Personal information
- Born: 23 August 1990 (age 35) Copenhagen, Denmark
- Nationality: Danish
- Listed height: 6 ft 6 in (1.98 m)
- Listed weight: 207 lb (94 kg)

Career information
- NBA draft: 2012: undrafted
- Playing career: 2008–present

Career history
- 2008–2009: BC Falcon
- 2009–2010: ratiopharm Ulm
- 2010–2012: BC Aarhus
- 2012–2013: Horsens IC
- 2013–2014: Aurora Jesi
- 2014–2015: Södertälje Kings
- 2015–2016: Bakken Bears
- 2016–2017: Krka
- 2017–present: Bakken Bears

Career highlights
- 3× Basketligaen champion (2018–2020); Basketligaen MVP (2013);

= Darko Jukić =

Danish basketball player (born 1990)

Darko Jukić (born 23 August 1990) is a Danish professional basketball player for Bakken Bears of the Basketligaen.
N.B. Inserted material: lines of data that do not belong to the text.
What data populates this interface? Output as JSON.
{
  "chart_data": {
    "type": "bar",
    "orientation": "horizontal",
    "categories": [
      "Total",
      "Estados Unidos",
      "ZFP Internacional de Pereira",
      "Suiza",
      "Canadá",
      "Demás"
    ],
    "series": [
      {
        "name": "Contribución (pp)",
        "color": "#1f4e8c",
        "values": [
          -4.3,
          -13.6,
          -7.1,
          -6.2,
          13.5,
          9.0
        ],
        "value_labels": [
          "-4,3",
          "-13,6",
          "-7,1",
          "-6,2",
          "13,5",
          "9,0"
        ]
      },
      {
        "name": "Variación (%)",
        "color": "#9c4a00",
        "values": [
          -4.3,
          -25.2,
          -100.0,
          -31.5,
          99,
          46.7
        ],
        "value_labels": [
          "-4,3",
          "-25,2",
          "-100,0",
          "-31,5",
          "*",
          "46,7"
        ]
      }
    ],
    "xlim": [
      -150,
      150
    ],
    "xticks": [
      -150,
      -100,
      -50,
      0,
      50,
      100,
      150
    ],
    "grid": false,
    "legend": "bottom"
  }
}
He is also a member of the Danish national basketball team. He is a two-time Basketligaen champion and one time Most Valuable Player.

==Professional career==
On 6 July 2016, Jukić signed a one-year contract with KK Krka of the Slovenian Premier A. After a year in Slovenia, he returned to Bakken Bears.

On 8 July 2019, he extended his contract with the Bears for two more seasons.

==International career==
Jukić plays for the Danish national team.